The research, published in Scientific Reports, also involved researchers at the Ulsan National Institute of Science and Technology (UNIST) and the Gwangju Institute of Science and Technology (GIST), both in South Korea.
Professor Dino Jaroszynski, of Strathclyde’s Department of Physics, led the study. He said: “Coherent light sources such as lasers have many uses, from communication to probing the structure of matter. The simplest source of coherent electromagnetic radiation is an oscillating electric current in an antenna. However, there are many other devices are based on these basic laws of physics, such as the free-electron laser, which produces coherent X-ray radiation, or magnetrons found in microwave ovens.

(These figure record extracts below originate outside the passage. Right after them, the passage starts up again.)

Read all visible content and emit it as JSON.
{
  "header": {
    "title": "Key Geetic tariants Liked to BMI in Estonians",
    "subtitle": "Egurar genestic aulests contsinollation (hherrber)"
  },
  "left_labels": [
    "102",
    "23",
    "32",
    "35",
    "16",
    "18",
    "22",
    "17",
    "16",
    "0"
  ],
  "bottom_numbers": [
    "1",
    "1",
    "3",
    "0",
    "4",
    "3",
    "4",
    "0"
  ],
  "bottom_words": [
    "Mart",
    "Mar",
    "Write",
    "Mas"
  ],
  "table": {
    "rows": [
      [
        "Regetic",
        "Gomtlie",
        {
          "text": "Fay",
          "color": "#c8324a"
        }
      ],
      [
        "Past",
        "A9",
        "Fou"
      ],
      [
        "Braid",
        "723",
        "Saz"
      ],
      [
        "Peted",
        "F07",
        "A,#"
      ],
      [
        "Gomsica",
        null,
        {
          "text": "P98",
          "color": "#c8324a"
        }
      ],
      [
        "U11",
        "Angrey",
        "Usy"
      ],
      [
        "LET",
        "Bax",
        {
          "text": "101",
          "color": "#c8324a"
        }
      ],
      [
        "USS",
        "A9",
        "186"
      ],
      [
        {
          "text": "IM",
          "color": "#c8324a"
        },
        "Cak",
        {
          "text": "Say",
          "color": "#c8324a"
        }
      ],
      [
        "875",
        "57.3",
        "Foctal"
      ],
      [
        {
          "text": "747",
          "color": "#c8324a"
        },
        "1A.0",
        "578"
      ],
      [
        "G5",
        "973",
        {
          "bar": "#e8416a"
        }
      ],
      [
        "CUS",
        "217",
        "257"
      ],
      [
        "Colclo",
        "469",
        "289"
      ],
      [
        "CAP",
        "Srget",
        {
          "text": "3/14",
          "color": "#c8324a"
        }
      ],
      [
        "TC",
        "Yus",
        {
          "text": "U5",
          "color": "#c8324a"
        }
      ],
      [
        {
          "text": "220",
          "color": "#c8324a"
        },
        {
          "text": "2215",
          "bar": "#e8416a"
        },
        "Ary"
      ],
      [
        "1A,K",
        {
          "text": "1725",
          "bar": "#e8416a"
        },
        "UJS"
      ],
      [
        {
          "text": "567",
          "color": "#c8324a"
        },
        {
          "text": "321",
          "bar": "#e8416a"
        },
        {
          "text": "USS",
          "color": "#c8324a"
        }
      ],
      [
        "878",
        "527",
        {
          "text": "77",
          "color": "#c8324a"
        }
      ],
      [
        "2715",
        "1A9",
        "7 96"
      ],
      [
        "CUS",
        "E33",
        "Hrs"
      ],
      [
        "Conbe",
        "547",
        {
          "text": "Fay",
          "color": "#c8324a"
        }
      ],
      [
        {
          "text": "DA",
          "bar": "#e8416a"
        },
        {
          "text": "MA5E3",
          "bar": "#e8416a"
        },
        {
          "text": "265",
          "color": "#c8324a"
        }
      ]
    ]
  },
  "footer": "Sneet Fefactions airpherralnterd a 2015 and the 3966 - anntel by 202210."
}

“Our study has shown that some common media with interesting optical properties can be taken advantage of if we imbed, or bury, an oscillating current source in them. Media such as plasma, semiconductors and photonic structures have a ‘cut-off’, where propagation of electromagnetic radiation with frequencies lower than the ‘cut-off’ frequency is not possible; we noticed that the radiation impedance is increased at the cut-off.
“One consequence of this is that, for a broadband current source immersed in this type of dispersive medium, the cut-off frequency ‘mode’ is selectively enhanced due to Ohm’s law, resulting in narrow bandwidth emission. What is curious is that novel physics should still be hidden in the classical cut-off behaviour; in our research, we uncovered a hidden face of the cut-off and realised a new paradigm of narrowband light sources in media that would not usually allow electromagnetic radiation to propagate. This is a remarkably simple idea based on straightforward physics theory that seems to have been overlooked.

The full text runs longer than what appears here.